In the book Manga: An Anthology of Global and Cultural Perspectives, Sakuragi is described as a unique example of protagonist of sports series, he only practises the sports to appeal to Haruko. However, across the thirty-one volumes, Sakuragi gains appreciation for the sport as well as the Shohoku basket-ball team, comparing him to similar successors like Ryoma Echizen from The Prince of Tennis. According to the book Sport, Literature, Society: Cultural Historical Studies, Sakuragi stands out as a character who evolves alongside the reader with the narrative allowing the reader to explore the protagonist's psychology. According to Lorenzo Negri of Wired Hanamichi is a comical, excessive, frantic and enthusiastic character. Takehiko Inoue had given him a boundless charisma and resilience, of self-centeredness and team spirit in an impossible balance, of a touching talent and emotionality and of an irrepressible and enthralling personality to such an extent that only he was enough to have a reason to read the manga of Slam Dunk. Hanamichi is not the classic hero looking for redemption or with physical limitations but rather he is an aggressive and not too intelligent young man, which allowed him to be an unprecedented figure in the panorama in his debut reference.

Korean voice actor Kang Soojin said "people who are in their 30s and 40s now still have memories from their youth of hotheaded, basketball-loving Hanamichi thanks to the anime film The First Slam Dunk. In regards to his characterization, he felt that the character was more reckless in the film than in the series, leading to hilarious scenes. Furthermore, he felt the character remained the same original hotheaded guy. IGN found Sakuragi more heroic in the final match due to how he manages to score in the final seconds and, much to his surprise, he celebrates it with his rival Rukawa. In this discussing these twp, Naruto manga artist Masashi Kishimoto also claimed that Slam Dunk possesses the best rivalry in manga history.

Hanamichi Sakuragi was nominated for the Anime Grand Prix award for the Best Male Character of 1993 and 1994. Inoue worked with Nike on a new pair of Jordans, prominently featuring Hanamichi Sakuragi, the two sneakers pay homage to the protagonist with limited-edition designs and manga-paneled shoeboxes. The Air Jordan VI sneakers feature Sakuragi's jersey number embroidered on the outside heel, red uppers, and iconic scenes from the manga. In a Fuji TV poll from 2012, Sakuragi was voted as the 19th best hero. Sakuragi's jersey was also produced in Japan by Toei Animation. In a popularity poll from The First Slam Dunk, Sakuragi took 4th place. In a Goo Ranking, Sakuragi and Rukawa were voted as the 4th-best pair of rivals in anime history.
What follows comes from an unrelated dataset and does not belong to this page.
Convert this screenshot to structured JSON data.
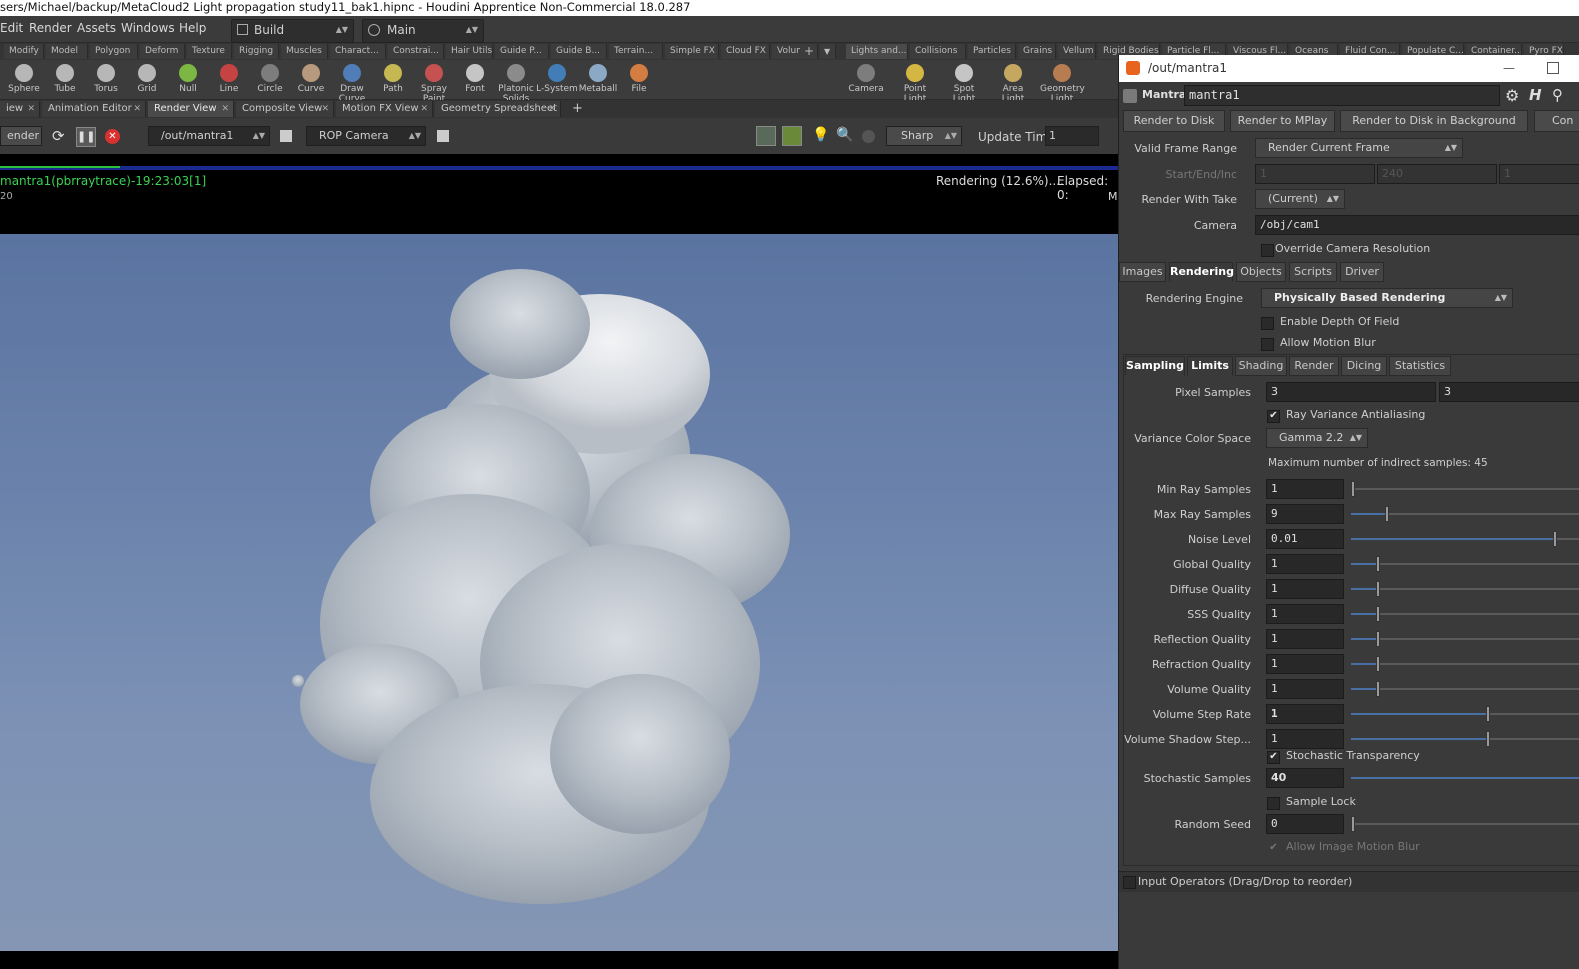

When American-born basketball player J. R. Henderson became a naturalized Japanese citizen, he renamed himself to J. R. Sakuragi after the character.
Across the manga, Inoue draws parallels with the NBA. In particular, Sakuragi's personality and focus on rebounds appear to be references to Dennis Rodman as suggested by Yahoo. However, Charles Barkley was noted to be another potential inspiration according to Sportskeeda. South Korean singer Baekho's stage name is based on Sakuragi's Korean dub name, Kang Baek-ho.